I received a copy of Glasshouse by Charles Stross for my birthday (thanks David & Jennifer!) and started reading it over the weekend. I finished it yesterday due to a CalTrain ride and I thought I'd talk about it a little. It's fairly common to see claims on the internet that Glasshouse is a sequel to Accelerando but I don't really see it. It's possible they are set in the same timeline but I don't see any particular reason to assume that and I can't easily find any quotes from Mr. Stross that state it's a sequel. The back jacket copy is "Praise for Accelerando", but that doesn't make the two books linked. I was sort of waiting throughout the book for a shoe of Accelerando-relation to drop and it never does.
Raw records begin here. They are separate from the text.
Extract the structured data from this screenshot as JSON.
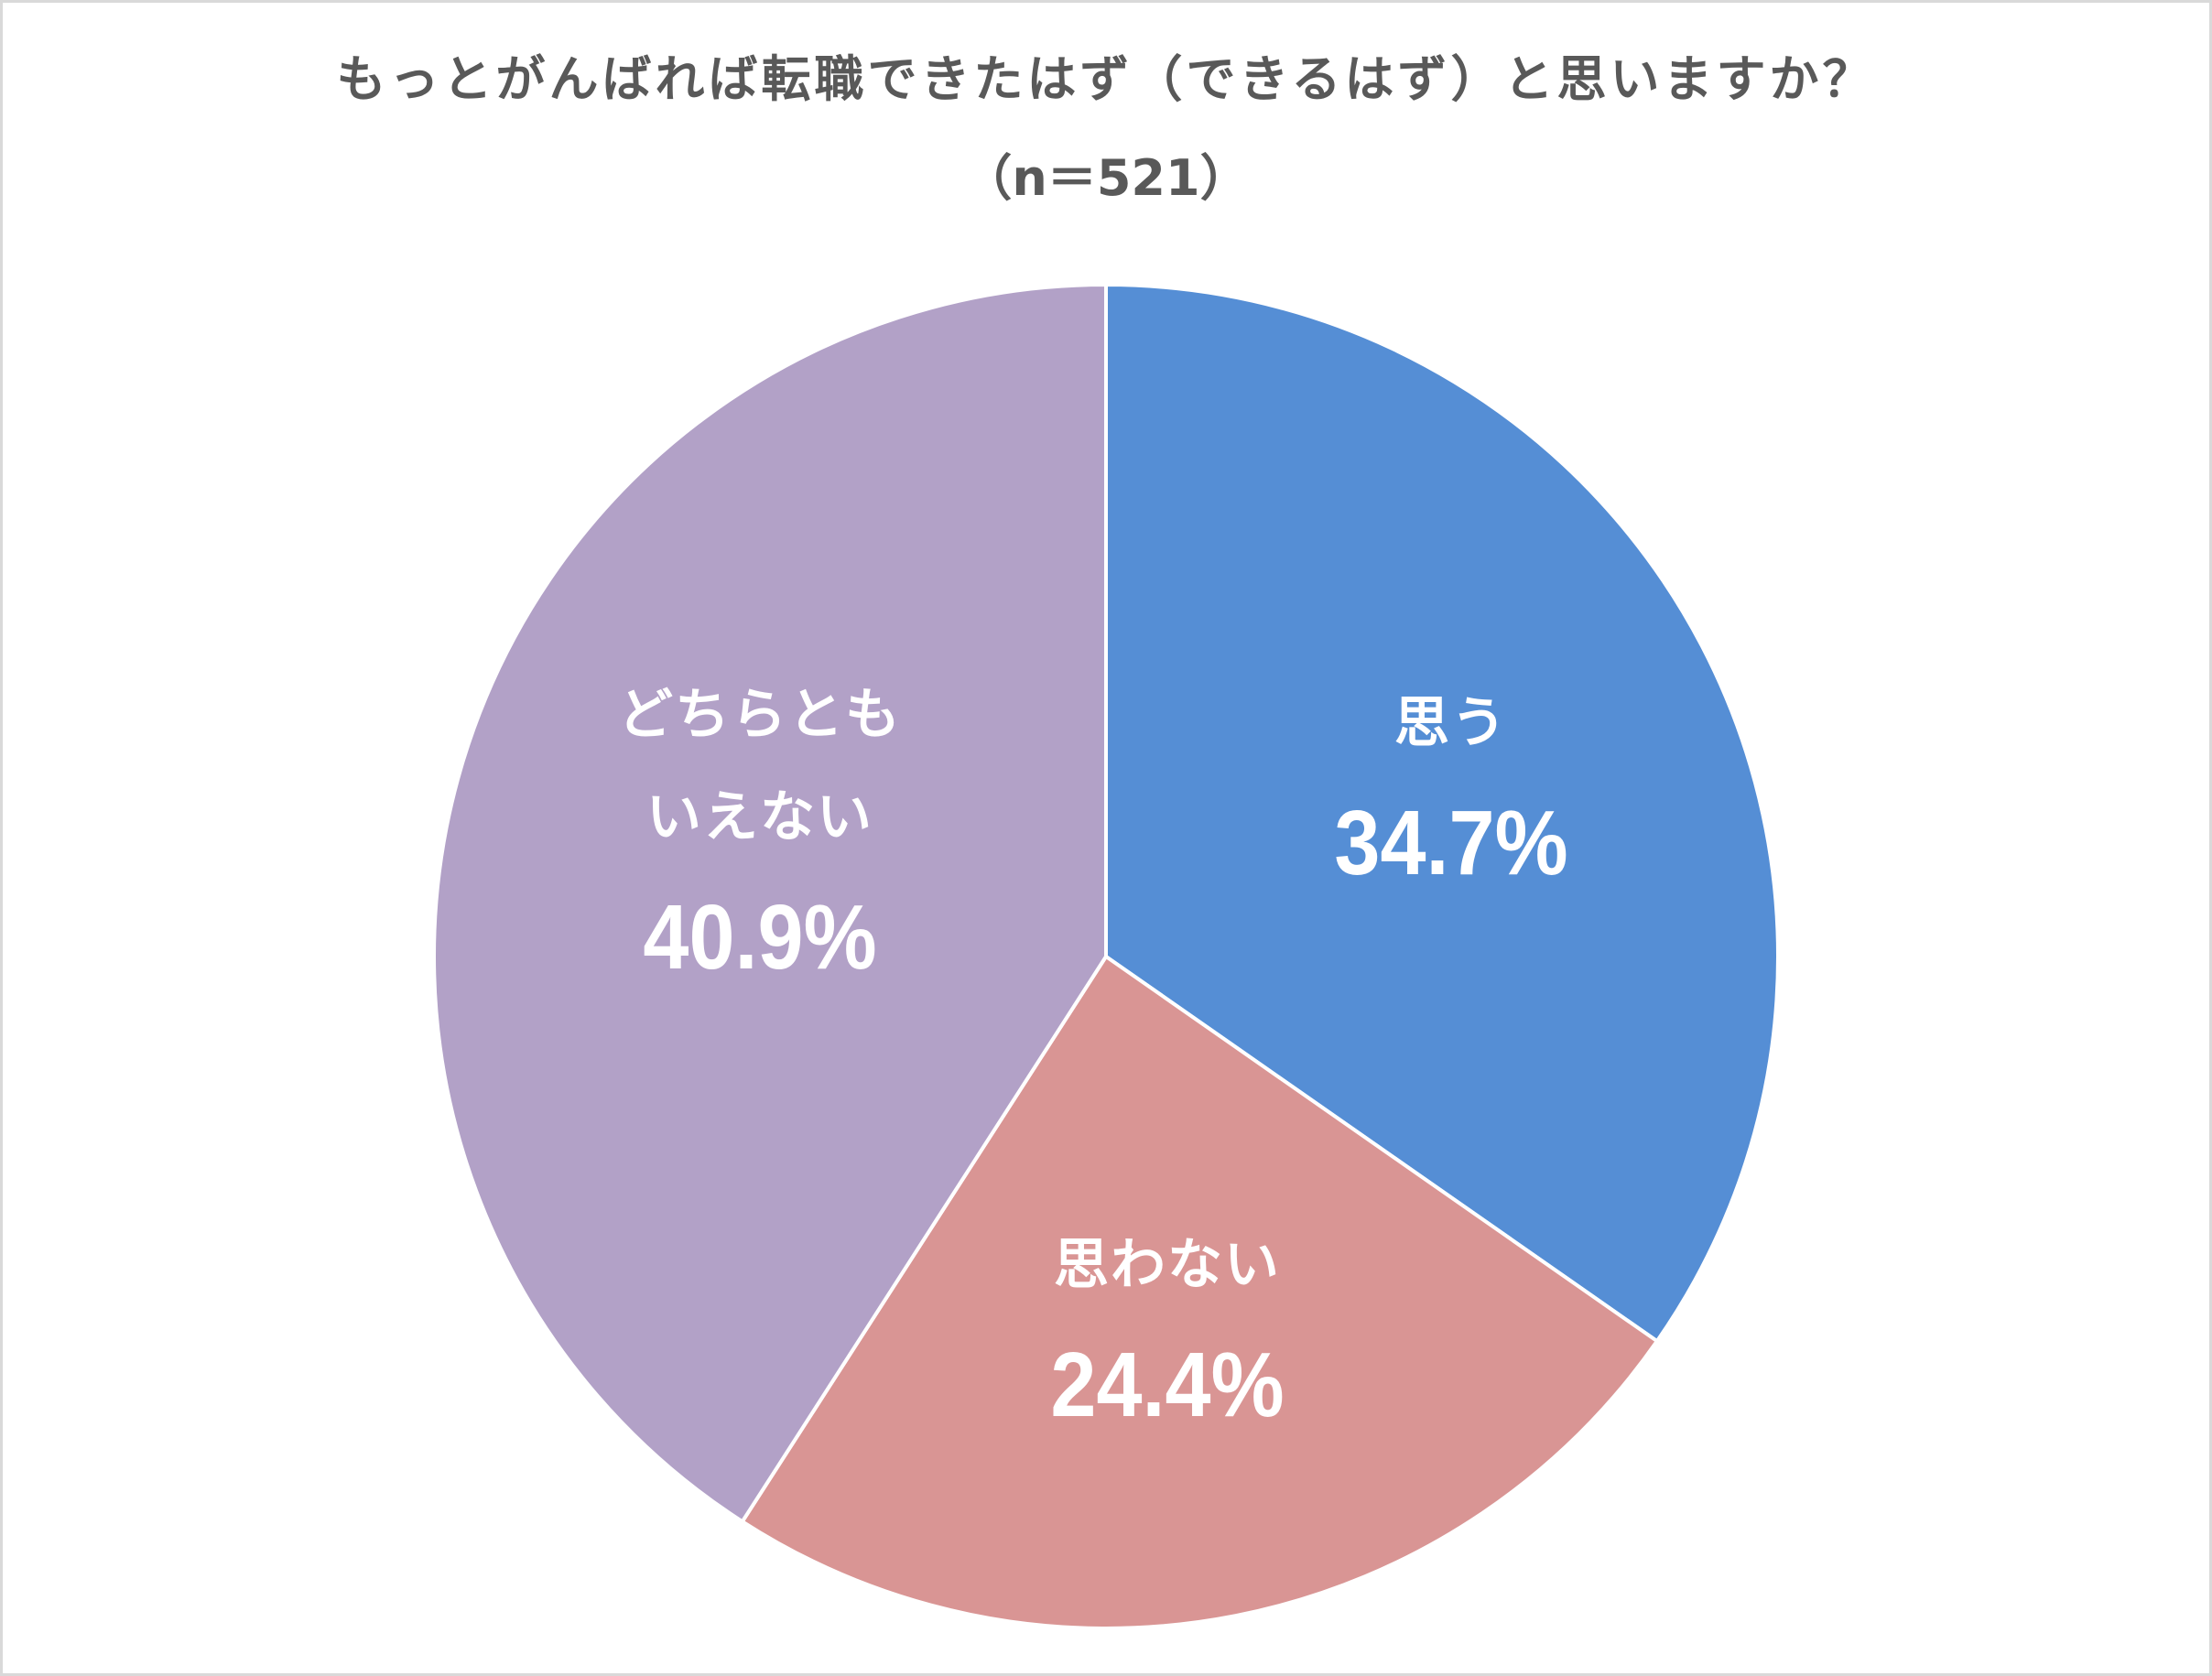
{
  "chart_data": {
    "type": "pie",
    "title": "もっとがんばれば転職できたはず（できるはず）と思いますか？",
    "subtitle": "（n＝521）",
    "categories": [
      "思う",
      "思わない",
      "どちらともいえない"
    ],
    "values": [
      34.7,
      24.4,
      40.9
    ],
    "unit": "%",
    "sample_size": 521,
    "start_angle_deg": 0,
    "direction": "clockwise",
    "colors": [
      "#558ed5",
      "#d99594",
      "#b2a1c7"
    ],
    "legend": "none (labels inside slices)",
    "slices": [
      {
        "label": "思う",
        "label_lines": [
          "思う"
        ],
        "value": 34.7,
        "display": "34.7%",
        "color": "#558ed5"
      },
      {
        "label": "思わない",
        "label_lines": [
          "思わない"
        ],
        "value": 24.4,
        "display": "24.4%",
        "color": "#d99594"
      },
      {
        "label": "どちらともいえない",
        "label_lines": [
          "どちらとも",
          "いえない"
        ],
        "value": 40.9,
        "display": "40.9%",
        "color": "#b2a1c7"
      }
    ]
  },
  "header": {
    "title": "もっとがんばれば転職できたはず（できるはず）と思いますか？",
    "subtitle": "（n＝521）"
  },
  "labels": {
    "omou": {
      "cat": "思う",
      "pct": "34.7%"
    },
    "omowanai": {
      "cat": "思わない",
      "pct": "24.4%"
    },
    "dochira": {
      "cat1": "どちらとも",
      "cat2": "いえない",
      "pct": "40.9%"
    }
  },
  "style": {
    "title_color": "#595959",
    "border_color": "#d9d9d9",
    "slice_stroke": "#ffffff"
  }
}
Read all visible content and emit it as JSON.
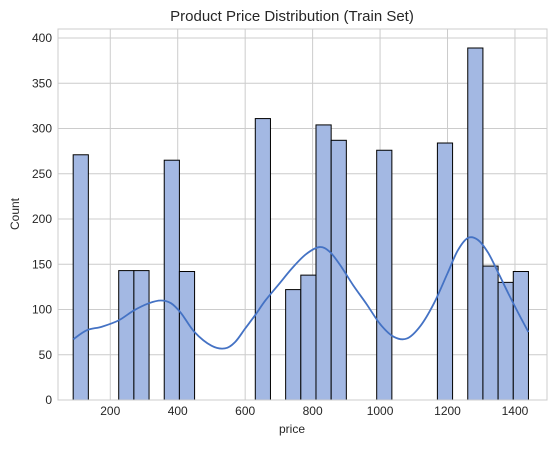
{
  "chart_data": {
    "type": "bar",
    "subtype": "histogram-with-kde",
    "title": "Product Price Distribution (Train Set)",
    "xlabel": "price",
    "ylabel": "Count",
    "xlim": [
      45,
      1495
    ],
    "ylim": [
      0,
      410
    ],
    "xticks": [
      200,
      400,
      600,
      800,
      1000,
      1200,
      1400
    ],
    "yticks": [
      0,
      50,
      100,
      150,
      200,
      250,
      300,
      350,
      400
    ],
    "grid": true,
    "legend": "none",
    "bar_color": "#a3b8e3",
    "bar_edge_color": "#000000",
    "kde_color": "#4472c4",
    "background": "#ffffff",
    "bins": [
      {
        "x0": 90,
        "x1": 135,
        "count": 271
      },
      {
        "x0": 225,
        "x1": 270,
        "count": 143
      },
      {
        "x0": 270,
        "x1": 315,
        "count": 143
      },
      {
        "x0": 360,
        "x1": 405,
        "count": 265
      },
      {
        "x0": 405,
        "x1": 450,
        "count": 142
      },
      {
        "x0": 630,
        "x1": 675,
        "count": 311
      },
      {
        "x0": 720,
        "x1": 765,
        "count": 122
      },
      {
        "x0": 765,
        "x1": 810,
        "count": 138
      },
      {
        "x0": 810,
        "x1": 855,
        "count": 304
      },
      {
        "x0": 855,
        "x1": 900,
        "count": 287
      },
      {
        "x0": 990,
        "x1": 1035,
        "count": 276
      },
      {
        "x0": 1170,
        "x1": 1215,
        "count": 284
      },
      {
        "x0": 1260,
        "x1": 1305,
        "count": 389
      },
      {
        "x0": 1305,
        "x1": 1350,
        "count": 148
      },
      {
        "x0": 1350,
        "x1": 1395,
        "count": 130
      },
      {
        "x0": 1395,
        "x1": 1440,
        "count": 142
      }
    ],
    "kde": {
      "x": [
        90,
        130,
        175,
        225,
        270,
        315,
        350,
        380,
        410,
        450,
        500,
        540,
        570,
        600,
        630,
        660,
        700,
        740,
        780,
        820,
        850,
        880,
        920,
        960,
        1000,
        1040,
        1080,
        1120,
        1160,
        1200,
        1230,
        1260,
        1290,
        1320,
        1350,
        1380,
        1410,
        1440
      ],
      "y": [
        67,
        77,
        81,
        88,
        99,
        107,
        110,
        107,
        96,
        75,
        60,
        57,
        64,
        79,
        94,
        110,
        128,
        146,
        161,
        169,
        164,
        150,
        127,
        106,
        84,
        70,
        68,
        82,
        107,
        140,
        165,
        179,
        177,
        163,
        141,
        118,
        96,
        75
      ]
    }
  }
}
I've read two Stross books on airplanes - Singularity Sky and The Merchant Trade and both times I wish I had brought something else. Not that they aren't good books but they are too dense to read for hours on end. I read the Accelerando ebook on my Palm in small doses and I think I would have totally lost it if I to spend several hours straight reading Accelerando. So I would not have normally considered taking Glasshouse with me on the train except I was already into it enough to realize it wasn't "normal" for Stross.
Accelerando is a hell of a good read, but it doesn't have that much story. Accelerando is a setting, it's a mood. The whole book is about what it would be like to live through a Vingean Singularity - with humans becoming something that can only be described as "post-human". It's taking VR to the logical conclusion. But the story is just a vehicle for touring the universe. Glasshouse inverts that. It has a lot of the same underlying assumptions as Accelerando but it's a gripping story first, and a tour of a future world second.
I'm not going to delve into spoiler territory, there's plenty of spoiler info available on the web (see the Amazon reviews) if you want that sort of thing. I will say that Glasshouse isn't for the faint of heart or the SF newbie. The strongest link I see to Accelerando is that it almost takes the end of Accelerando as assumed backstory. This is a strong statement but I mean it. If you're not prepared to assume that practical interstellar teleportation means "backing up" people, and from there it's a small jump to editing people - both in terms of memories and then in terms in their physical body, then Glasshouse is probably not for you. In the opening portions of the book there is a character who flips between a four-armed and two-armed form pretty much at a whim. There's a solid theoretical underpinning for this, but I'm not sure it would make sense to somebody who didn't immediately jump from teleportation "gates" to backups and multiple copies of the same person. If you're current on your science fiction reading this should be straightforward - but if your thinking about teleportation stops at the Star Trek transporter then you might get left behind by the whirlwind introduction.
John Scalzi talks about how Accelerando just isn't that accessible for the non-initiate - here's the best link I can find right now (although I think there's a better essay about it I'm too lazy to go grab my copy of Coffee Shop and I'm failing to pull it up on the Whatever's search page). I think Glasshouse is probably even worse about assuming the background knowledge.
So that's my capsule review: better story than Accelerando, but even more of a "Here we go, try to see if you can keep up" exercise in concepts. I liked it a lot - but I've read Accelerando twice so I was able to take the technology in stride.